Wichtiges Etappenziel für den Hochwasserschutz im Salzlandkreis: Auf seiner dreitägigen Hochwasserschutz-Tour „Sachsen-Anhalt wasserfest“ hat Umweltminister Prof. Dr. Armin Willingmann am heutigen Donnerstag nördlich von Schönebeck (Elbe) den auf rund drei Kilometern umfassend sanierten, rechtsseitigen Elbdeich „Steinablage“ feierlich freigegeben. Der symbolische Banddurchschnitt markierte den Abschluss der baulichen Umsetzung der bedeutenden Maßnahme für den regionalen Hochwasserschutz.
„Jeder erfolgreich sanierte Deich ist eine gute Nachricht für die Menschen in Sachsen-Anhalt“, betonte Willingmann. „Mit Blick auf vergangene Extremfluten wie 2002 oder 2013 sowie künftig eher zunehmende Hochwasser- und Starkregenereignisse infolge des fortschreitenden Klimawandels müssen wir weiter konsequent in unsere Schutzanlagen wie Deiche oder Flutpolder investieren und tun dies auch. Wir halten uns nicht mit ideologischen Debatten über die Existenz von Klimawandel auf, wir setzen stattdessen auf verantwortungsvolle und pragmatische Politik.“
Die Gesamtkosten für die Deichsanierung liegen bei voraussichtlich rund 10,8 Millionen Euro. Die Finanzierung erfolgt überwiegend aus Mitteln des Europäischen Fonds für regionale Entwicklung (EFRE), kofinanziert durch die Aufbauhilfe von Bund und Ländern nach dem Hochwasser 2013, durch die Gemeinschaftsaufgabe Agrarstruktur und Küstenschutz (GAK) und Landesmittel.

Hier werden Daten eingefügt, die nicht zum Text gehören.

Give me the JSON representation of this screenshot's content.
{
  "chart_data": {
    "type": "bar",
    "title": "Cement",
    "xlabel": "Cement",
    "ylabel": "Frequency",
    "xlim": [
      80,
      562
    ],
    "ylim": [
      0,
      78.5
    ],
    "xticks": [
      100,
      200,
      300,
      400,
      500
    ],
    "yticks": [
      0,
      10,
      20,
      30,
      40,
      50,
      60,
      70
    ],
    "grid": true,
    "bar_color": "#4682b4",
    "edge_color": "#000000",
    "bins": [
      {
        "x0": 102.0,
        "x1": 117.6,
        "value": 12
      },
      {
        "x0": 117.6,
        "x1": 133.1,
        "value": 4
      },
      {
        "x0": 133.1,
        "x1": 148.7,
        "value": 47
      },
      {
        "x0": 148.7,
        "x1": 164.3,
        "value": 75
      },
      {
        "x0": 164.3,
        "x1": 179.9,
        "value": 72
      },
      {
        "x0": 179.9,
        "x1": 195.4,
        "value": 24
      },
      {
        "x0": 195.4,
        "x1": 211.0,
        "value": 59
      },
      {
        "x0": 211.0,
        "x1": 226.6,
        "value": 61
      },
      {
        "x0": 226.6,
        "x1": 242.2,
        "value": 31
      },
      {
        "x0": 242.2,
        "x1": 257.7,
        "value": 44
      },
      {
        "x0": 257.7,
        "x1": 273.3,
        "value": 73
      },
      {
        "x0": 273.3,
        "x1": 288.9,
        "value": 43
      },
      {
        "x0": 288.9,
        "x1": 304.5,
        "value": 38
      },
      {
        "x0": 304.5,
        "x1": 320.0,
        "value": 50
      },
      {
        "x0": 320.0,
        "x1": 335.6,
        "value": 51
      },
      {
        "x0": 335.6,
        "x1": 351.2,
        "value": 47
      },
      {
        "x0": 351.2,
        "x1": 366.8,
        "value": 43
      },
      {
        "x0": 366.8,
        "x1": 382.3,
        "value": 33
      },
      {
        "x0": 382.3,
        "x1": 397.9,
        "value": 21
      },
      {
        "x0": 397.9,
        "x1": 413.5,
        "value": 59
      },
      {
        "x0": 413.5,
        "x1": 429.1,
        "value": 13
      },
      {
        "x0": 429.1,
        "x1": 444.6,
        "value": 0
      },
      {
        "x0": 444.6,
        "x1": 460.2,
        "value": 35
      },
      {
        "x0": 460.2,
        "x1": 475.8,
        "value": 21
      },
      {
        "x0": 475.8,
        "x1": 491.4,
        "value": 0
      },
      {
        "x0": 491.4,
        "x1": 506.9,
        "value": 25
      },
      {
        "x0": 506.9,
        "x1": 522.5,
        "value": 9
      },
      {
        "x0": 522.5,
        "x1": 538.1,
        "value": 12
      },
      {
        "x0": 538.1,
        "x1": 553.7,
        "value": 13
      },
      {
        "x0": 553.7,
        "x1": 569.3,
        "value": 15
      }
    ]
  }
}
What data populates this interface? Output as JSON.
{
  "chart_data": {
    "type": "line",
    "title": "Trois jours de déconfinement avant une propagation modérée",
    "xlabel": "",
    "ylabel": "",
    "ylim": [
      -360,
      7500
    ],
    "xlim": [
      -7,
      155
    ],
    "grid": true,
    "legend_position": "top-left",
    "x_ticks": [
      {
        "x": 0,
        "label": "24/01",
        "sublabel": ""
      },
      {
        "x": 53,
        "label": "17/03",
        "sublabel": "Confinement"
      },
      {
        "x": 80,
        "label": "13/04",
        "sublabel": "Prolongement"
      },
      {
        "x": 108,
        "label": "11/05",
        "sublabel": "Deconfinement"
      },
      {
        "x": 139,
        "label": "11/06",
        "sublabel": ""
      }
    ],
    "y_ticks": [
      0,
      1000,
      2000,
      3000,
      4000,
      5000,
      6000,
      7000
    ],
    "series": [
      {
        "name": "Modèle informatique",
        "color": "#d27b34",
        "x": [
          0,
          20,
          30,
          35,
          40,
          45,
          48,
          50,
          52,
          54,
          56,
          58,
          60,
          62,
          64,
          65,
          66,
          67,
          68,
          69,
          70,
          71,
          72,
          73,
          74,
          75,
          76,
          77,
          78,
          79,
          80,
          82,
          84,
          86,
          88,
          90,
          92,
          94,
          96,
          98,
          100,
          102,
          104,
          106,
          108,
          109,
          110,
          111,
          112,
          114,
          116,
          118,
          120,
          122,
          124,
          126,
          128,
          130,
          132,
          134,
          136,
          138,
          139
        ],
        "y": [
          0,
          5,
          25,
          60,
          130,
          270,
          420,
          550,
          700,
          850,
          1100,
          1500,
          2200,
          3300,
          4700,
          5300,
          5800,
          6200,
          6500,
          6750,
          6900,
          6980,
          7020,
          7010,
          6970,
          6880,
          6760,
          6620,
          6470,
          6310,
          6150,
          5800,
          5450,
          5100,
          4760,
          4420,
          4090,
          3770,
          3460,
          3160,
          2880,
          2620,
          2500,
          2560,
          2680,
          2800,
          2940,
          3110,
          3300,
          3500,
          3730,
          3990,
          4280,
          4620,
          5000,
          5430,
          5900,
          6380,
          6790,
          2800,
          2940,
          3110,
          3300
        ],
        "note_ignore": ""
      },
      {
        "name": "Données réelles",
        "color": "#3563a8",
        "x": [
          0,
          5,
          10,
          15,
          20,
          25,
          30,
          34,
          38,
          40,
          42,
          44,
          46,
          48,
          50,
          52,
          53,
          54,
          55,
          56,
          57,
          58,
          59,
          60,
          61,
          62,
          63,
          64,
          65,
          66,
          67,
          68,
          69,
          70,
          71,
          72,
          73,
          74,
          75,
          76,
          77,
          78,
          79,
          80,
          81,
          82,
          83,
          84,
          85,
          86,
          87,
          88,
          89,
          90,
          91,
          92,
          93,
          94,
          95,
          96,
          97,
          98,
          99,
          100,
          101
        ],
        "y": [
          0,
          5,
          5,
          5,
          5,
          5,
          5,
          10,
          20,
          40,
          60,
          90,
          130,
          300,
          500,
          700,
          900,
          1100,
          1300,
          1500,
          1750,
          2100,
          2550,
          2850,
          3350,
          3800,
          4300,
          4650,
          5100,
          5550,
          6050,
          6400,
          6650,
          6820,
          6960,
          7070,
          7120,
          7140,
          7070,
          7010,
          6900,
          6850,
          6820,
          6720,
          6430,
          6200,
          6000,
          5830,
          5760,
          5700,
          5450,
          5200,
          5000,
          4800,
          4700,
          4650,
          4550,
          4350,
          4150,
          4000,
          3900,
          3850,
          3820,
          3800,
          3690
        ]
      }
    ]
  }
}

Der DIN-gerecht sanierte Abschnitt entspricht nun den allgemein anerkannten Regeln der Technik. Dazu wurde der Deich um bis zu einem Meter erhöht und bietet so Schutz vor einem hundertjährlichen Hochwasser, zuzüglich eines Freibords von einem Meter. Zur Verbesserung der Standsicherheit hat die ausführende Baufirma aus dem Landkreis Harz eine Stahlspundwand als statisch wirksame Innendichtung in den landseitig geschliffenen Deichkörper eingebaut. Neben der Spundwand wurde ein neuer asphaltierter Kontrollweg gebaut.
Auch die Umwelt kommt bei der Umsetzung der Hochwasserschutz-Maßnahme nicht zu kurz: Für den Schutz von Amphibien an der Bundesstraße 246a wurden Amphibienleiteinrichtungen und zwei Amphibientunnel eingerichtet, so dass die Tiere hier künftig ungehindert wandern können.
An der offiziellen Einweihung des sanierten Deichs nahm auch die Direktorin des Landesbetriebs für Hochwasserschutz und Wasserwirtschaft (LHW), Martina Große-Sudhues, teil. „Die heutige Freigabe des sanierten Deichabschnitts ist ein sichtbares Beispiel für die Kompetenz und das Engagement unserer Beschäftigten“, betonte Große-Sudhues. „Mit Projekten wie diesem setzen wir unsere Fachkenntnis und Erfahrung gezielt ein, um den Hochwasserschutz in Sachsen-Anhalt nachhaltig zu stärken. Mein Dank gilt allen Mitarbeitenden und Partnern, die den erfolgreichen Abschluss der Maßnahme möglich gemacht haben.“
Seit 2002 wurden im Salzlandkreis insgesamt gut 207 Millionen Euro in den Hochwasserschutz investiert, davon allein rund 146 Millionen Euro seit 2013.